In quanto tale, non è suscettibile di applicazione analogica a casi diversi da quello per il quale è stata espressamente prevista.

La contraria soluzione richiederebbe un’espressa disposizione di legge: disposizione che nella specie non sussiste, in quanto la legge che regola i reati commessi con il mezzo televisivo (L. n. 223 del 1990, art. 90) non contiene alcun richiamo alla suddetta norma.

La sentenza impugnata deve essere per questa parte cassata.

8.- I due motivi del ricorso incidentale sono inammissibili per l’estrema genericità dei motivi, che non risultano affatto illustrati, nè sotto il profilo della violazione di legge; nè con riguardo ad eventuali vizi di motivazione.

9.- In accoglimento del quinto motivo di ricorso, la sentenza impugnata deve essere cassata, nel capo investito dal motivo di ricorso, con rinvio della causa alla Corte di appello di Roma, in diversa composizione, la quale provvederà ad adottare le conseguenti statuizioni, ivi incluse quelle attinenti alla liquidazione delle spese del presente giudizio.

PQM

La Corte di cassazione riunisce i ricorsi.

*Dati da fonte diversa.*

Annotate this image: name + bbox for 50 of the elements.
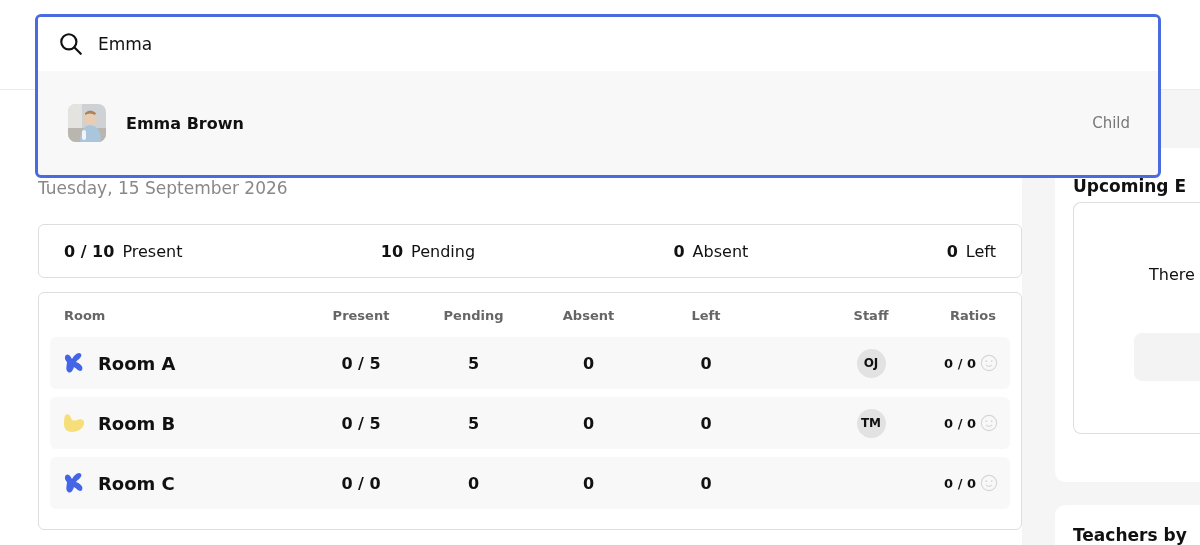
room-name: Room C xyxy=(98,472,175,494)
summary-count: 0 xyxy=(673,241,685,261)
column-header: Left xyxy=(690,307,722,323)
ratio-text: 0 / 0 xyxy=(944,415,976,431)
room-row[interactable]: Room B 0 / 5 5 0 0 TM 0 / 0 xyxy=(50,397,1010,449)
search-result[interactable]: Emma Brown Child xyxy=(38,71,1158,175)
search-icon xyxy=(58,31,84,57)
empty-text: There xyxy=(1149,265,1195,284)
summary-count: 0 / 10 xyxy=(64,241,115,261)
table-cell-text: 0 / 5 xyxy=(340,353,382,373)
column-header: Pending xyxy=(442,307,505,323)
room-name: Room B xyxy=(98,412,176,434)
panel-title: Teachers by xyxy=(1073,525,1188,545)
smiley-icon xyxy=(980,414,998,432)
ratio-text: 0 / 0 xyxy=(944,475,976,491)
table-cell-text: 0 xyxy=(466,473,481,493)
smiley-icon xyxy=(980,354,998,372)
summary-label: Left xyxy=(965,241,996,261)
summary-count: 10 xyxy=(380,241,404,261)
staff-avatar[interactable]: TM xyxy=(856,408,886,438)
table-cell-text: 5 xyxy=(466,353,481,373)
panel-title: Upcoming E xyxy=(1073,176,1188,196)
smiley-icon xyxy=(980,474,998,492)
table-cell-text: 0 xyxy=(581,353,596,373)
table-cell-text: 0 xyxy=(699,413,713,433)
column-header: Ratios xyxy=(948,307,997,323)
table-cell-text: 0 xyxy=(581,413,596,433)
search-field[interactable]: Emma xyxy=(98,34,398,54)
table-cell-text: 0 / 5 xyxy=(340,413,382,433)
summary-label: Absent xyxy=(692,241,749,261)
staff-avatar[interactable]: OJ xyxy=(856,348,886,378)
column-header: Present xyxy=(331,307,391,323)
table-cell-text: 0 xyxy=(699,353,713,373)
ratio-text: 0 / 0 xyxy=(944,355,976,371)
table-cell-text: 0 xyxy=(699,473,713,493)
summary-count: 0 xyxy=(946,241,958,261)
table-cell-text: 5 xyxy=(466,413,481,433)
table-cell-text: 0 xyxy=(581,473,596,493)
table-cell-text: 0 / 0 xyxy=(340,473,382,493)
result-name: Emma Brown xyxy=(126,113,245,133)
room-row[interactable]: Room C 0 / 0 0 0 0 0 / 0 xyxy=(50,457,1010,509)
room-name: Room A xyxy=(98,352,176,374)
column-header: Absent xyxy=(561,307,616,323)
result-type: Child xyxy=(1092,114,1130,132)
summary-label: Present xyxy=(122,241,183,261)
date-text: Tuesday, 15 September 2026 xyxy=(38,178,289,200)
room-row[interactable]: Room A 0 / 5 5 0 0 OJ 0 / 0 xyxy=(50,337,1010,389)
column-header: Room xyxy=(63,307,107,323)
summary-label: Pending xyxy=(411,241,476,261)
column-header: Staff xyxy=(852,307,890,323)
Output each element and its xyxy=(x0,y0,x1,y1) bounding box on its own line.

Accoglie il quinto motivo del ricorso principale. Rigetta gli altri motivi e il ricorso incidentale.

Cassa la sentenza impugnata in relazione al motivo accolto e rinvia la causa alla Corte di appello di Roma, in diversa composizione, la quale deciderà anche sulle spese del giudizio di cassazione.

Così deciso in Roma, il 8 febbraio 2010.